İtalya'da uygulanan en sıkı bölgesel önlemler arasında şu an; okulların kapanması, restoranların al-götür sistemine geçmesi, zorunlu ihtiyaç kapsamında olmayan mağazaların kapatılması ve kalabalık toplanmaların yasaklanması yer alıyor.

Ülkedeki kısıtlamaların 4 Aralık’tan itibaren hafiflemesi planlanıyor. Silav, "Noel'e kadar biraz olsun vaka artışının hafiflemesini amaçlıyorlar. Eskisi gibi kutlamalar olmasa da Noel'de insanların sevdikleriyle bir araya gelebilmesi, ülke içinde seyahat edebilmesini sağlamak için 1 ay içinde önlemler sıkılaştı" sözleriyle İtalya'nın da diğer Avrupa ülkeleri gibi 'Noel'i kurtarma' amacı olduğunu anlattı.

Sosyal yaşamın ikinci dalgadan ne kadar etkilendiğini özetleyen Silav, İtalya’da genç jenerasyonun hâlâ bir önceki karantinanın bunalmışlığını üzerinde taşıdığını, her fırsatta açık havada sosyalleşerek “nefes almaya çalıştığını” anlattı.
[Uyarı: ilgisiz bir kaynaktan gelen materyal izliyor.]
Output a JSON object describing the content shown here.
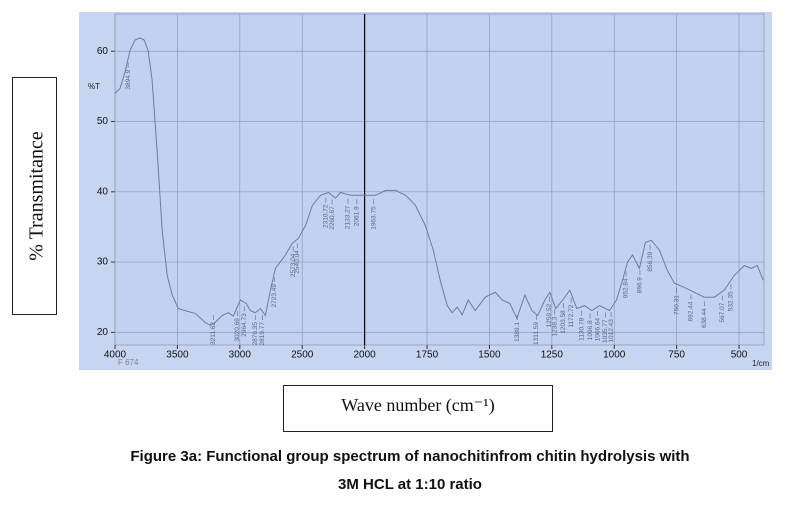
{
  "chart_data": {
    "type": "line",
    "y_label": "% Transmitance",
    "x_label": "Wave number (cm⁻¹)",
    "caption": [
      "Figure 3a: Functional group spectrum of nanochitinfrom chitin hydrolysis with",
      "3M HCL at 1:10 ratio"
    ],
    "y_unit": "%T",
    "x_unit": "1/cm",
    "sample": "F 674",
    "xlim": [
      4000,
      400
    ],
    "x_scale_change": 2000,
    "xticks": [
      4000,
      3500,
      3000,
      2500,
      2000,
      1750,
      1500,
      1250,
      1000,
      750,
      500
    ],
    "ylim": [
      18.2,
      65.3
    ],
    "yticks": [
      20,
      30,
      40,
      50,
      60
    ],
    "grid": true,
    "series": [
      {
        "color": "#6f7c98",
        "x": [
          4000,
          3960,
          3920,
          3880,
          3840,
          3800,
          3767,
          3735,
          3703,
          3663,
          3622,
          3582,
          3542,
          3494,
          3438,
          3357,
          3277,
          3237,
          3197,
          3141,
          3092,
          3052,
          2996,
          2948,
          2916,
          2876,
          2835,
          2795,
          2755,
          2715,
          2635,
          2578,
          2530,
          2474,
          2418,
          2353,
          2289,
          2233,
          2193,
          2112,
          2032,
          1984,
          1956,
          1916,
          1876,
          1836,
          1797,
          1757,
          1725,
          1697,
          1669,
          1649,
          1629,
          1609,
          1585,
          1557,
          1517,
          1477,
          1449,
          1418,
          1390,
          1358,
          1330,
          1306,
          1278,
          1258,
          1234,
          1206,
          1178,
          1150,
          1118,
          1090,
          1059,
          1019,
          991,
          967,
          947,
          927,
          899,
          875,
          851,
          819,
          787,
          759,
          719,
          679,
          639,
          599,
          559,
          519,
          479,
          451,
          427,
          403
        ],
        "values": [
          54.0,
          54.7,
          57.0,
          60.1,
          61.6,
          61.9,
          61.6,
          60.1,
          55.9,
          45.9,
          34.5,
          28.1,
          25.3,
          23.4,
          23.1,
          22.7,
          21.4,
          21.0,
          21.4,
          22.4,
          22.8,
          22.3,
          24.6,
          24.1,
          23.1,
          22.8,
          23.4,
          22.4,
          26.0,
          29.1,
          31.0,
          32.7,
          33.4,
          35.2,
          38.1,
          39.5,
          39.9,
          39.1,
          39.9,
          39.5,
          39.5,
          39.5,
          39.5,
          40.2,
          40.2,
          39.5,
          38.1,
          35.2,
          31.7,
          27.4,
          23.8,
          22.8,
          23.6,
          22.5,
          24.6,
          23.1,
          25.0,
          25.7,
          24.6,
          24.1,
          22.0,
          25.3,
          23.1,
          22.4,
          24.6,
          25.7,
          23.4,
          24.6,
          26.0,
          23.4,
          23.8,
          23.1,
          23.8,
          23.1,
          24.6,
          27.4,
          30.0,
          31.0,
          29.1,
          32.8,
          33.1,
          31.7,
          28.8,
          27.0,
          26.4,
          25.7,
          25.0,
          25.0,
          26.0,
          28.1,
          29.5,
          29.1,
          29.5,
          27.4
        ]
      }
    ],
    "peaks": [
      3894.9,
      3211.62,
      3020.69,
      2964.73,
      2876.35,
      2819.77,
      2723.49,
      2573.04,
      2540.04,
      2310.72,
      2260.67,
      2133.27,
      2061.9,
      1963.75,
      1389.1,
      1311.59,
      1259.52,
      1238.3,
      1203.58,
      1172.72,
      1130.78,
      1096.8,
      1066.64,
      1035.77,
      1012.43,
      952.84,
      896.9,
      856.39,
      750.31,
      692.44,
      638.44,
      567.07,
      532.35
    ]
  }
}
Silav öte yandan, Avrupa’nın en ağır Koronavirüs tecrübelerinden birini yaşayan İtalya’da, hastane koridorlarında insanların hayatını kaybettiği görüntüleri hatırlayan, korkan ve evinden çıkmayan insanların sayısının da oldukça fazla olduğunu vurguladı.